Büyük Defter-Kanıt-Üçüncü Yalan… (Yapı Kredi Yayınları) Agota Kristof’tan bir süre önce okuduğum, “üçü bir yerde” diye niteleyebileceğim oylumlu, sürükleyici olduğu kadar düşündürücü bir roman. Okumaz Yazmaz (Can Yayınları) ise tek otobiyografik metni. Kendini anlatıyor.
Macaristan’da geçen çocukluğunu, rejim değişikliğine dayanamayıp henüz yirmi bir yaşındayken eşiyle birlikte İsviçre’ye sığınmasını, aradan yıllar geçse bile o farklı coğrafyaya ve dile bir türlü alışamamasını kırk sayfada özetliyor.
Feyza Zaim’in dilimize kazandırdığı bu kitabın yazarı Agota Kristof 1935 Macaristan doğumlu. 1956’da kaçıp yerleştiği İsviçre’nin Neuchatel kentinde yaşamış, bir saat fabrikasında bir süre çalıştıktan sonra romanlarının yanı sıra tiyatro oyunları da yazmış. 2011’de aramızdan ayrılmış, Büyük Defter, onun tanınmasını sağlayan ilk romanı olmuş. Kitaplarında savaşın dehşeti ve bunun insanlar, özellikle çocuklar üzerindeki etkisi, öteki olma durumu, göçmenliğin sorunları, anadil ve kimlik üzerindeki izleri anlatılıyor.
Çocukluğunu anlattığı kısa anlatılarda özellikle anneannesinin anlattığı masallardan, yaptığı küçük yaramazlıklardan, kendilerinin ve çevrelerindeki insanların yoksulluklarından söz ediyor. O zamanlar Macaristan büyük ölçüde Rusya’ya bağımlıdır. Bu bağımlılık Macaristan’ı alttan alta kaynatır. 1953’te Stalin öldüğünde Rusya’nın muhaliflerinden balet Rudolf Nureyev şöyle der: “Stalin’in öldüğü gün dışarı çıktım, kırlara gittim. Olağandışı bir şeyler olmasını, doğanın bu faciaya bir tepki vermesini bekledim. Hiçbir şey olmadı, ne yer sarsıldı, ne bir işaret geldi.”

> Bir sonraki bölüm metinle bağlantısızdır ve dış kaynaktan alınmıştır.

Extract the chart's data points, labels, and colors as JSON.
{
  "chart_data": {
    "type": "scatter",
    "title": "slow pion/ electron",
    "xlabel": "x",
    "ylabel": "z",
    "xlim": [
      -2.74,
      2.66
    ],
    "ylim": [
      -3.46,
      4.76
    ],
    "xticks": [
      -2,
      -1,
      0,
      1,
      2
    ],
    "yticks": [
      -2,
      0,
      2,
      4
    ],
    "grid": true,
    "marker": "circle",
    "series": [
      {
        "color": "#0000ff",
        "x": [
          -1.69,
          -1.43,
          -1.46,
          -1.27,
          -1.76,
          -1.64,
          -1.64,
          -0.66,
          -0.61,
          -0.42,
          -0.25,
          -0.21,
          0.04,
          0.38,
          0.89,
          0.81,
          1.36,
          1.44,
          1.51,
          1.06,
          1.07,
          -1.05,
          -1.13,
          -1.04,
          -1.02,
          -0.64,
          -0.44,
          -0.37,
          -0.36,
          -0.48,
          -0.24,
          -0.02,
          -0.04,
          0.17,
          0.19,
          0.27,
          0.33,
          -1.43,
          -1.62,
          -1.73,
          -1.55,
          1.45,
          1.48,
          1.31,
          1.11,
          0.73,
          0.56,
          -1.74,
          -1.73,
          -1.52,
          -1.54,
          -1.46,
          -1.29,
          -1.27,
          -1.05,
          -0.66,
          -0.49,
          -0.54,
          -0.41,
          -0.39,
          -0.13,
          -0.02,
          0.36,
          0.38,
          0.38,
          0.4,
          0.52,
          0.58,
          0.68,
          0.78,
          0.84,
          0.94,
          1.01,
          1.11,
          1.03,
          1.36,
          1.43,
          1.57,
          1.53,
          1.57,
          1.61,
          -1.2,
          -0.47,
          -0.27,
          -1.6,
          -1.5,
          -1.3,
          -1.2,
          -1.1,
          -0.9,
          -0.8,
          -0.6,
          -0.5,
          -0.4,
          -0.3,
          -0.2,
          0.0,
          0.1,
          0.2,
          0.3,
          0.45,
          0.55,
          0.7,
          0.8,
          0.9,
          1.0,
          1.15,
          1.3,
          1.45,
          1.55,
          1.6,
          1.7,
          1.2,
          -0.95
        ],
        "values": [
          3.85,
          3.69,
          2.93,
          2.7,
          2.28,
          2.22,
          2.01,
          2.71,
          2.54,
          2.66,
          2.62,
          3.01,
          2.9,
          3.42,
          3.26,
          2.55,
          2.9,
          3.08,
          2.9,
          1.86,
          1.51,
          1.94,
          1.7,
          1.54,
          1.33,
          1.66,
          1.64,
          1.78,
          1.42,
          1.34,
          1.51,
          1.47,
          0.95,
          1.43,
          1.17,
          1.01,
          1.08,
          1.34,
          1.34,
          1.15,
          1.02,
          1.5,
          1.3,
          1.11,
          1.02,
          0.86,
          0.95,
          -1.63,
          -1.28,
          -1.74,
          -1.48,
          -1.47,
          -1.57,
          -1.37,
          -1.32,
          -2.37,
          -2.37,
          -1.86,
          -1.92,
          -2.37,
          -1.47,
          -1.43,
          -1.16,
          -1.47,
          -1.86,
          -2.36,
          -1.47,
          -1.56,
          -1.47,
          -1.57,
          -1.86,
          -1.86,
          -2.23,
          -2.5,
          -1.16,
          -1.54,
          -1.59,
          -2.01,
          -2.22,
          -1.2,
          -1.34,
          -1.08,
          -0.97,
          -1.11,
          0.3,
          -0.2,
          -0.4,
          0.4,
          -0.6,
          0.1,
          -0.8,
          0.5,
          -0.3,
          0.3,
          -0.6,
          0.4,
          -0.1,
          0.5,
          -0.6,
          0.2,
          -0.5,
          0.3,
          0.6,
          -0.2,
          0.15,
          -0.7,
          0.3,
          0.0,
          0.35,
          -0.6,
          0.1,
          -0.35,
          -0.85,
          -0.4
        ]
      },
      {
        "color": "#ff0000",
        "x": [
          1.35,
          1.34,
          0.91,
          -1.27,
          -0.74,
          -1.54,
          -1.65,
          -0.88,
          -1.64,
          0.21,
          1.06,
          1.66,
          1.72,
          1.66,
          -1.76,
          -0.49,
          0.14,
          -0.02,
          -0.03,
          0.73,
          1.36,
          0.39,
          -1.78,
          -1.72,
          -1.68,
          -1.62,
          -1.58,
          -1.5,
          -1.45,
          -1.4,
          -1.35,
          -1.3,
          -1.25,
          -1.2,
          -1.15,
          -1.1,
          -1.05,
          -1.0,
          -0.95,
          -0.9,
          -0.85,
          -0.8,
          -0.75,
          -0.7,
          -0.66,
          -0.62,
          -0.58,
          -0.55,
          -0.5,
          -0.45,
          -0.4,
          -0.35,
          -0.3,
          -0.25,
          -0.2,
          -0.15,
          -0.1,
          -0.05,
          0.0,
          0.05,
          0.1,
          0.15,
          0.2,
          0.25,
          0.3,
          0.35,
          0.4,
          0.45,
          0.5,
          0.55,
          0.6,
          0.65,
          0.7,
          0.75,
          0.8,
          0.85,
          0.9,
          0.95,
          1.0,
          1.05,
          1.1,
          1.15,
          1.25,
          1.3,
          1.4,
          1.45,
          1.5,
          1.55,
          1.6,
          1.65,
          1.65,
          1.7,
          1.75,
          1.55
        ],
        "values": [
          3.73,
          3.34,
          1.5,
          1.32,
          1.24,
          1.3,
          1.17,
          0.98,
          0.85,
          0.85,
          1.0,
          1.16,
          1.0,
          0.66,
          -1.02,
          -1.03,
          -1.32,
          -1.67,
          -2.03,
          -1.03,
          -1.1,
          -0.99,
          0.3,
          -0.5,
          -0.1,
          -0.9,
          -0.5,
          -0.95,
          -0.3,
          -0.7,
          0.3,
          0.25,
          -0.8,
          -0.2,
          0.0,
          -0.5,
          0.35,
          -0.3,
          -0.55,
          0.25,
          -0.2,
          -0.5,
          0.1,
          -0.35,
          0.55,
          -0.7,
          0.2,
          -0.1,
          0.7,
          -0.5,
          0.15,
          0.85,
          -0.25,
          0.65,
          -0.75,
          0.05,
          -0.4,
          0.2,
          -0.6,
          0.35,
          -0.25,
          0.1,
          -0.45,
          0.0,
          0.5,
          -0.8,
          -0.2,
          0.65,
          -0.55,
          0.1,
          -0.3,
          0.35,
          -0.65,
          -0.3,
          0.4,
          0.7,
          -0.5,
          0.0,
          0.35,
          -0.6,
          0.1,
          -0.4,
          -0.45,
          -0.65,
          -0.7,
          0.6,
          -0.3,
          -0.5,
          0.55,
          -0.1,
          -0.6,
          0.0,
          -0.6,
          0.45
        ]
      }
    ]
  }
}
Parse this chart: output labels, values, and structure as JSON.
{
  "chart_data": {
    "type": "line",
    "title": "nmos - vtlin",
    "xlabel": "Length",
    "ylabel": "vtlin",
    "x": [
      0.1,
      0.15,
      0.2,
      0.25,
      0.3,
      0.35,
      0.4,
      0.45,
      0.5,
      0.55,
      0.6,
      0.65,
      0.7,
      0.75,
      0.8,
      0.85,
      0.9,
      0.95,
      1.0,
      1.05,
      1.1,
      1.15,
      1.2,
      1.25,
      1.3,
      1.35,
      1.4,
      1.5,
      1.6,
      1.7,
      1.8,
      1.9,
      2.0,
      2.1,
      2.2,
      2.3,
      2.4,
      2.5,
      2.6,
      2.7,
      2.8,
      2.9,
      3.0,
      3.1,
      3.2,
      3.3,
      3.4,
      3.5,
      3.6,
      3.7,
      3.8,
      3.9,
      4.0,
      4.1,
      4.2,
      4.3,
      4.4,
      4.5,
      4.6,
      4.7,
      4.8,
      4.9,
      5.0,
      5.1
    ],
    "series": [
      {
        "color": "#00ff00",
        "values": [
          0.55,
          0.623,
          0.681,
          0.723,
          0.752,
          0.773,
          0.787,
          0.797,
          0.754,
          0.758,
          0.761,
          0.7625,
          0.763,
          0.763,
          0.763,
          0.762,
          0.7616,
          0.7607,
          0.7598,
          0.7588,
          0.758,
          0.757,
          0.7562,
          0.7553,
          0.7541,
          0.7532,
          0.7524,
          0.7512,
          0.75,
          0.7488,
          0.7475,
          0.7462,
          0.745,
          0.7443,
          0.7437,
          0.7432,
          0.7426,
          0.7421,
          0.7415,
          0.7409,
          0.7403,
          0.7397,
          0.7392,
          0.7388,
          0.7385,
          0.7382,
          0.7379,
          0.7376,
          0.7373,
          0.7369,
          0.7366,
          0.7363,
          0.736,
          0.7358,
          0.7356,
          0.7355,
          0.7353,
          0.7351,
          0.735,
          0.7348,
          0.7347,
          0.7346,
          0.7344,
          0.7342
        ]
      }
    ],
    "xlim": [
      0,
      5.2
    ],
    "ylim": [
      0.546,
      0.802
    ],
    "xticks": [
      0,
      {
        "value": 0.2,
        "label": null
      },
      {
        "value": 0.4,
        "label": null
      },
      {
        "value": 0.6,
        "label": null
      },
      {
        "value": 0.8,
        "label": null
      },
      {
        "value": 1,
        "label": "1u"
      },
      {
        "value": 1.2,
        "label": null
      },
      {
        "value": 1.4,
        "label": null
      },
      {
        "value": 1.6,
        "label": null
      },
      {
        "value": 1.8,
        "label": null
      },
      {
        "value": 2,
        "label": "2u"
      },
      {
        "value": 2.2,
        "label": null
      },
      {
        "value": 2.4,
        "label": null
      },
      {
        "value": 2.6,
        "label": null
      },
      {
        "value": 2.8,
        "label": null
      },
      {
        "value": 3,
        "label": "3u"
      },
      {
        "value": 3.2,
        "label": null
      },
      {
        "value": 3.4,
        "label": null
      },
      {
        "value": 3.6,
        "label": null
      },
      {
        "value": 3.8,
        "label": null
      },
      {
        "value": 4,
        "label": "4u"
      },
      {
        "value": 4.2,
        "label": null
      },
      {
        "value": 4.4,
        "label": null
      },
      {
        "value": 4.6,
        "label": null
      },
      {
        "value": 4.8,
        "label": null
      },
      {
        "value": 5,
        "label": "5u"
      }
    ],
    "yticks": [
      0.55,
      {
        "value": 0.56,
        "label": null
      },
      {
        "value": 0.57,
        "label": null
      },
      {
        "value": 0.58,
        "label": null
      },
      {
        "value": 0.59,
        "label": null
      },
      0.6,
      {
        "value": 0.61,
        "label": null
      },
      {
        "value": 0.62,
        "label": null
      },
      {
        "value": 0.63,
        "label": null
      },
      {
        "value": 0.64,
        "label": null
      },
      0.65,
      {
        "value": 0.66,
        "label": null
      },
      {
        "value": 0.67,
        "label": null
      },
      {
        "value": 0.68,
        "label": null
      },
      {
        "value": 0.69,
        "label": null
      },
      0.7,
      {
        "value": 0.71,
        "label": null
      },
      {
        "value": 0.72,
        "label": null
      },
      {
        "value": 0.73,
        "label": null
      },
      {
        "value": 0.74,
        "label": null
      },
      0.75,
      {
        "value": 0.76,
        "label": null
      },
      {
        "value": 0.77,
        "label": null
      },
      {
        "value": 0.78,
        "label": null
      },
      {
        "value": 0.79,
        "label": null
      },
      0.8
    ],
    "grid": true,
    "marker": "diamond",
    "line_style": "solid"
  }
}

Kristof da, anlatısının ilerleyen başka bir bölümünde, “Asıl hesaba sığmayacak bir şey varsa o da diktatörlüğün Doğu Avrupa ülkelerinde felsefeye, sanata ve edebiyata verdiği zarardı. Sovyetler Birliği, dayatmacı ideolojisiyle bu ülkelerin ekonomik kalkınmalarına engel olmakla kalmayıp onların ulusal kültürlerini de boğup yok etmeye çalıştı. (…) Bu noktada, yaşadığı çağı ve ülkesini –nefret ve aşkla, üstelik mizahi bir yaklaşımla- eleştirmekten ve yerden yere vurmaktan asla geri durmayan Avusturyalı büyük yazar Thomas Bernhard’ı anmadan geçemeyeceğim. 12 Şubat 1989’da öldü. Onun için ulusal ya da uluslararası yas ilan edilmedi, sahte gözyaşları dökülmedi, belki gerçek gözyaşları bile dökülmedi. Edebiyat için ne kadar büyük bir kayıp yaşandığını yalnızca aralarında benim de olduğum sadık okurları fark etti. Thomas Bernhard bundan böyle yazamayacaktı. Daha da fenası, ardında bıraktığı yazılarının yayımlanmasını yasaklamıştı” diye yazmış.
Yazarın İsviçre’de mutlu olduğu söylenemezdi. “Çöl burada başlıyor işte. Sosyal çöl. Kültürel çöl” diyordu. Devamla, “Buraya gelirken bir şeyler bekliyorduk. Beklediğimiz neydi bilmiyorduk ama kesinlikle bu değildi. Bu kasvetli işgünleri, bu sessiz akşamlar, bu değişime kapalı sürprizsiz, umutsuz, donuk hayat” diye ekliyordu.
Yeni, başka ve ilginç kitaplarda tekrar buluşmak üzere… Keyifli okumalar dilerim.